Belarus President Alexander Lukashenko has an idea for dealing with the 24-percent unemployment in his country: a legislative ban on being out of work.

Lukashenko reportedly made the comments while discussing Belarusian police's proposal to punish people who "intentionally don't work."

"We need to make these people work using any means we know and can handle," Lukashenko said, according to the Moscow Times.

Alexander Lukashenko Belarusian President Alexander Lukashenko speaks to the media in Minsk, Belarus, Nov. 30, 2012. (AP/Sergei Grits, File)

The Belarusian president set a Jan. 1 deadline for introducing measures that would help combat what he calls "social parasitism," a phrase that was coined during the Soviet-era in which being unemployed was considered a criminal offense.

The phrase "social parasitism" is based on the socialist belief that anyone who is physically and mentally able to work owes it to their society to do so in order to establish a utopian communist state.

"You want to bring back [the phrase] 'social parasitism,' do it. That would be easier for the people to understand," Lukashenka said.
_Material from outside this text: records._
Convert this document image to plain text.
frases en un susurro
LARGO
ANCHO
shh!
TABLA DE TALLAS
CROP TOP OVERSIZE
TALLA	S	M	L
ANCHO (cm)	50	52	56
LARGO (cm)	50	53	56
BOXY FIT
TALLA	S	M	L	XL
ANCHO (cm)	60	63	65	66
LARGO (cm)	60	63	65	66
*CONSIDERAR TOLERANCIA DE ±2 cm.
This most recent development is nothing uncharacteristic of Lukashenko, who in 2012 barred employees of the state-run timber industry from quitting their jobs without approval from a member of upper-management. In May, he took a similar approach to the country's agriculture industry.

While the official unemployment rate in Belarus is less than 1 percent, the International Labor Organization suggests the actual number of people who are out of work (without taking into account the number of children and those who are otherwise unable to work) is 24 percent, or about 2.16 million people out of the nine million people who live there.